Re: improving access to telemetry data

2013-02-28 Thread Justin Lebar
It sounds to me like people want both

1) Easier access to aggregated data so they can build their own
dashboards roughly comparable in features to the current dashboards.

2) Easier access to raw databases so that people can build up more
complex analyses, either by exporting the raw data from the db, or by
analyzing it in the db.

That is, I don't think we can or should export JSON with all the data
in our databases.  That is a lot of data.

On Thu, Feb 28, 2013 at 12:08 PM, Benjamin Smedberg
 wrote:
> On 2/28/2013 10:59 AM, Benoit Jacob wrote:
>>>
>>> Because the raw crash files do not include new metadata fields, this has
>>> led to weird engineering practices like shoving interesting metadata into
>>> the freeform app notes field, and then parsing that data back out later.
>>> I'm worried about perpetuating this kind of behavior, which is hard on
>>> the
>>> database and leads to very arcane queries in many cases.
>>>
>> I don't agree with the notion that freeform fields are bad. freeform plain
>> text is an amazing file format. It allows to add any kind of data without
>> administrative overhead and is still easy to parse (if the data was that
>> was added was formatted with easy parsing in mind).
>
> The obvious disadvantage is that it is much more difficult to
> machine-process. For example elasticsearch can't index on it (at least not
> without lots of custom parsing), and in general you can't ask tools like
> hbase or elasticsearch to filter on that without a user defined function.
> (Regexes might work for some kinds of text processing.)
>
>>
>> But if one considers it a bad thing that people use it, then one should
>> address the issues that are causing people to use it. As you mention, raw
>> crash files may not include newer metadata fields. So maybe that can be
>> fixed by making it easier or even automatable to include new fields in raw
>> crash files?
>
> Yes, that is all filed. We can't automatically include the field, because we
> don't know whether they are supposed to be public or private, but we should
> soon be able to have a dynamically updateable list.
>
> Note that if mcmanus is correct, we're going to be dealing with 1M fields
> per day here. That's a lot more than the 250k from crash-stats, especially
> because the payload is bigger. I believe that the flat files from
> crash-stats are a really useful kludge because we couldn't figure out a
> better way to expose the raw data.
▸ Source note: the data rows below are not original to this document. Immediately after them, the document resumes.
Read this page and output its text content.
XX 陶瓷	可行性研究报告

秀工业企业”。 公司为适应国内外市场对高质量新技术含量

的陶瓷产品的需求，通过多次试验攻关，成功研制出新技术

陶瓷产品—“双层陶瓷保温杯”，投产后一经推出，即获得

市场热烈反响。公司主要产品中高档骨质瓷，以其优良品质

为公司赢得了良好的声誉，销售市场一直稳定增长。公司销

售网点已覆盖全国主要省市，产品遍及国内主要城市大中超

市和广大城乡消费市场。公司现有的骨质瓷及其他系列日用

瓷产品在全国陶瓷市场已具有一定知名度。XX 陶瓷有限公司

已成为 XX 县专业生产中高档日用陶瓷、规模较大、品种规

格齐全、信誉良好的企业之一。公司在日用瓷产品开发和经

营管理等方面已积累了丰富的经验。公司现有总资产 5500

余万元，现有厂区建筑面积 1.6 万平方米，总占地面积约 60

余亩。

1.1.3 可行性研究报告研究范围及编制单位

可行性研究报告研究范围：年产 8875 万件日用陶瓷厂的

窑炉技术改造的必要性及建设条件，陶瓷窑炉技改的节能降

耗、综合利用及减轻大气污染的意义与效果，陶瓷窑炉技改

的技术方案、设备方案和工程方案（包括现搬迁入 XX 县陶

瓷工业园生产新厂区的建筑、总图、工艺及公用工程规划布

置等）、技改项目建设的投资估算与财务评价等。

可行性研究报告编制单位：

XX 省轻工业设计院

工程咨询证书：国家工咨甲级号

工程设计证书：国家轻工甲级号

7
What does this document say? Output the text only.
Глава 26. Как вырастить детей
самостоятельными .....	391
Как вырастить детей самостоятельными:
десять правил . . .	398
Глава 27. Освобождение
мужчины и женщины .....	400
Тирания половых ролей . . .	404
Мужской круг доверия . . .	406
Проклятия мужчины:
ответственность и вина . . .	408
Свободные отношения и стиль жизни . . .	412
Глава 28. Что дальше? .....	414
But that kludge will start to fall over
> pretty quickly, and perhaps we should just expose a better way to do queries
> using the databases, which are surprisingly good at doing these kinds of
> queries efficiently.
>
>
> --BDS
>
> ___
> dev-platform mailing list
> dev-platform@lists.mozilla.org
> https://lists.mozilla.org/listinfo/dev-platform
___
dev-platform mailing list
dev-platform@lists.mozilla.org
https://lists.mozilla.org/listinfo/dev-platform


Re: improving access to telemetry data

2013-02-28 Thread deinspanjer
On Thursday, February 28, 2013 12:14:52 PM UTC-5, Justin Lebar wrote:
> That is, I don't think we can or should export JSON with all the data
> in our databases.  That is a lot of data.

We currently have a little over 20 TB of compressed telemetry documents stored 
in HBase.  The compression is LZO, so probably about 60% efficiency.

The past few months, we have been averaging about 7M submissions per day, the 
current average document size is about 50KB.

Here is a recent snapshot of those stats:

https://docs.google.com/spreadsheet/ccc?key=0AtdL1GrYQUbldHVrRmtRQXZMbmVRX2hRbFRDSXJQbUE#gid=2
___
dev-platform mailing list
dev-platform@lists.mozilla.org
https://lists.mozilla.org/listinfo/dev-platform


Re: improving access to telemetry data

2013-02-28 Thread Bill McCloskey
- Original Message -
> From: "Justin Lebar" 
> To: "Benjamin Smedberg" 
> Cc: "Benoit Jacob" , "Josh Aas" 
> , dev-platform@lists.mozilla.org
> Sent: Thursday, February 28, 2013 9:14:52 AM
> Subject: Re: improving access to telemetry data
> 
> It sounds to me like people want both
> 
> 1) Easier access to aggregated data so they can build their own
> dashboards roughly comparable in features to the current dashboards.
> 
> 2) Easier access to raw databases so that people can build up more
> complex analyses, either by exporting the raw data from the db, or by
> analyzing it in the db.
> 
> That is, I don't think we can or should export JSON with all the data
> in our databases.  That is a lot of data.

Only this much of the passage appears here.